The ghost’s existence is predicated on not letting go. He is leftover love, a self-propagating anxiety of being left behind, but by not understanding the way time moves relentlessly onward, he’s only making his experience of being out of sync with the world worse. What aches the most about the first half of A Ghost Story is knowing how much the ghost wishes he could submerge himself in those tiny, intimate moments of love again, stretch them for all they’re worth, never turning away — but not until he accepts they’re over can he be free.

For all his confronting exposure to the uncaring majesty of time, what ties the ghost to that place comes from an internal, personal place. We often hold onto how other people make us feel because we think we can’t find love like that again, or can’t provide it for ourselves. More than that, we can accept love but we find it harder to admit that it’s over. Very few of us have made our peace with the fact that the people we care about can find a way to live without us. It’s not our fault. No one’s to blame. It just happens.

A still from A Ghost Story, the ghost and Rooney Mara looking through personal possessions.

In the ghost’s simple, expressionless visage, you can see his brain trying to make sense of what’s happening around him. His peculiar vantage point gives him access to ruminate on what his life, love, and death all mean, but realisations of that calibre are still too much for one little ghoul to comprehend. It would be for anyone. So he doesn’t think big, he thinks small. As the world shifts around him, he scratches at the paint to recover a note M hid in the walls before leaving the house. Maybe it’s a message for him, more likely it’s just the last imprint she can make on his life now that he’s dead. It won’t make C’s life more meaningful, it won’t make their love the most beautiful and powerful in the world. But it’s a tiny piece of proof they were there at all, one that only they have access to. She hid it, he found it.

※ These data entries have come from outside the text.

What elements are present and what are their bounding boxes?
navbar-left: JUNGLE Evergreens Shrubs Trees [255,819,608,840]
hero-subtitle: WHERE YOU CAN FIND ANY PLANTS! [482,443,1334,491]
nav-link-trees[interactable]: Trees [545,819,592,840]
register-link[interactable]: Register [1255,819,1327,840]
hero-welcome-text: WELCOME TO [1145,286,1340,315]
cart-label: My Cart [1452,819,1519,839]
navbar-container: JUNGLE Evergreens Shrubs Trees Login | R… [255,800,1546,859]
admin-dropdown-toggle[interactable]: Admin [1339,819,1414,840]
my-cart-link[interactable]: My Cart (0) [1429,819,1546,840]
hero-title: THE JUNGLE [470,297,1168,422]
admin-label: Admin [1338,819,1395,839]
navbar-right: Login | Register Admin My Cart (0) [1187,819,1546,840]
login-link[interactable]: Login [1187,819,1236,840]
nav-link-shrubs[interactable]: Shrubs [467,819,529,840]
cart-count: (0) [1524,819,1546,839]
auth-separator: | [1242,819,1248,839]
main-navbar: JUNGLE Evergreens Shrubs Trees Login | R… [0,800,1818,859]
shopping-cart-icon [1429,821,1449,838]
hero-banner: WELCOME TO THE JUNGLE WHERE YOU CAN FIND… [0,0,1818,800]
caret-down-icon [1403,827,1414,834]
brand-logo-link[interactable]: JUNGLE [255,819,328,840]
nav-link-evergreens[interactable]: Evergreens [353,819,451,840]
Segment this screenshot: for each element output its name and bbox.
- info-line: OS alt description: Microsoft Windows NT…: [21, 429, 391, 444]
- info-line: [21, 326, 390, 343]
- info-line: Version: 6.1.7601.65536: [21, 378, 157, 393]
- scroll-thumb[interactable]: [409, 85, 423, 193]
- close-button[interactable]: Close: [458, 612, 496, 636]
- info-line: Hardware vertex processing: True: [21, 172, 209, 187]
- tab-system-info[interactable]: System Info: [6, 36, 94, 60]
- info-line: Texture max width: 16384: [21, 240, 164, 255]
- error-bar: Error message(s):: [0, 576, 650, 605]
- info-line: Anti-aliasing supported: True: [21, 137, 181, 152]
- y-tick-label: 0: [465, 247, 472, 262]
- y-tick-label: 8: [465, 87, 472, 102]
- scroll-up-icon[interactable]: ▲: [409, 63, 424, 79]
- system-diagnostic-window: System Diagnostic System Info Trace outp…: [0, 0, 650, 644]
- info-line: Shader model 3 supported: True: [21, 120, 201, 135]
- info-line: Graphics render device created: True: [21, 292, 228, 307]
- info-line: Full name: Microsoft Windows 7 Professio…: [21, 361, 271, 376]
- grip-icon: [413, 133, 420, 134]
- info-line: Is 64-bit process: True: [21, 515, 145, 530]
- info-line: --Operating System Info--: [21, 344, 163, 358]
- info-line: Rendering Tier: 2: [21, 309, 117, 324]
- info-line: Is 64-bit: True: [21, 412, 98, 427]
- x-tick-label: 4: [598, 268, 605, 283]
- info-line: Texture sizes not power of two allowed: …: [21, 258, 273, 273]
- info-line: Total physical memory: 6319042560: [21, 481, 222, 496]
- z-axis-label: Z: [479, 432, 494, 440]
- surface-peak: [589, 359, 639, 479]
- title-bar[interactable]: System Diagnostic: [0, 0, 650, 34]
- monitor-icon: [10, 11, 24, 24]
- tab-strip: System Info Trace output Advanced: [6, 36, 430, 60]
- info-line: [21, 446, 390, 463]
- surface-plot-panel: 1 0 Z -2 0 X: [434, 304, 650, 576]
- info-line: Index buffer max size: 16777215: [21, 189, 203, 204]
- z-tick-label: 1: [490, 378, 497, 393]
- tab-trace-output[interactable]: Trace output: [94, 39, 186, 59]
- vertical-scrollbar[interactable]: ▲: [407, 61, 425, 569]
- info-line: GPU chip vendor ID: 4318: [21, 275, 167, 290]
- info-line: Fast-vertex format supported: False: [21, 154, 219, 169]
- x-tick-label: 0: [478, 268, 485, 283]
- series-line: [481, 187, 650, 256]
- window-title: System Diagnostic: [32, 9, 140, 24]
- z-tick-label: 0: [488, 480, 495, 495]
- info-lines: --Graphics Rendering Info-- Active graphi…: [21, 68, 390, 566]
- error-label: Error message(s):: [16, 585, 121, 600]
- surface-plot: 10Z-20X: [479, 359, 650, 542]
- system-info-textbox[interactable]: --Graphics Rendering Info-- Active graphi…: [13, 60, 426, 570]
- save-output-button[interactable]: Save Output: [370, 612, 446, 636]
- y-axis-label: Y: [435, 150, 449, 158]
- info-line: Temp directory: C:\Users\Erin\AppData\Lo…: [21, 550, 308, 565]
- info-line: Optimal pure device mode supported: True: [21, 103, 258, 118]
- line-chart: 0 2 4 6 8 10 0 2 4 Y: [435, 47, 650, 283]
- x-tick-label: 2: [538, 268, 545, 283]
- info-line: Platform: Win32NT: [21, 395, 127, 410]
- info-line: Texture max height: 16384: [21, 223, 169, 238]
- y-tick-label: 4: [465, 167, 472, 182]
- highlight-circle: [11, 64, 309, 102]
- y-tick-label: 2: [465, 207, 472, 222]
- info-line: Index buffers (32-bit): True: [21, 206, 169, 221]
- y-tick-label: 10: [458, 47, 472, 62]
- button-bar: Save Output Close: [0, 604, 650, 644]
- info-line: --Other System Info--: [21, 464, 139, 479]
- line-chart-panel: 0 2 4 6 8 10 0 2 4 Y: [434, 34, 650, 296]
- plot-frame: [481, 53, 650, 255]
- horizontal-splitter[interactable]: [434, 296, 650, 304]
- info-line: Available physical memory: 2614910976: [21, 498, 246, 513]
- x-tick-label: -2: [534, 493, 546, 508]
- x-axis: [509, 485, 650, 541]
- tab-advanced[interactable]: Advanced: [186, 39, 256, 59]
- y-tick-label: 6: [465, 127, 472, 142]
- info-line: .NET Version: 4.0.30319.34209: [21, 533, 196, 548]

The moments in A Ghost Story that may feel taxing for some viewers — the long shots of a couple sleeping, being forced to watch M eat a whole pie out of grief — are exactly what Lowery wants us to pay attention to. The audience’s disinterest in these private moments is irrelevant. To the people experiencing them, they’re everything. Who we love, where we belong, the meaning of our existence shouldn’t be defined by those looking in, we should decide them ourselves. In the end, none of us are cosmically important, none of us have a higher purpose and no one is destined to be remembered for all of time.

So if we find someone who makes us forget that, isn’t that the point?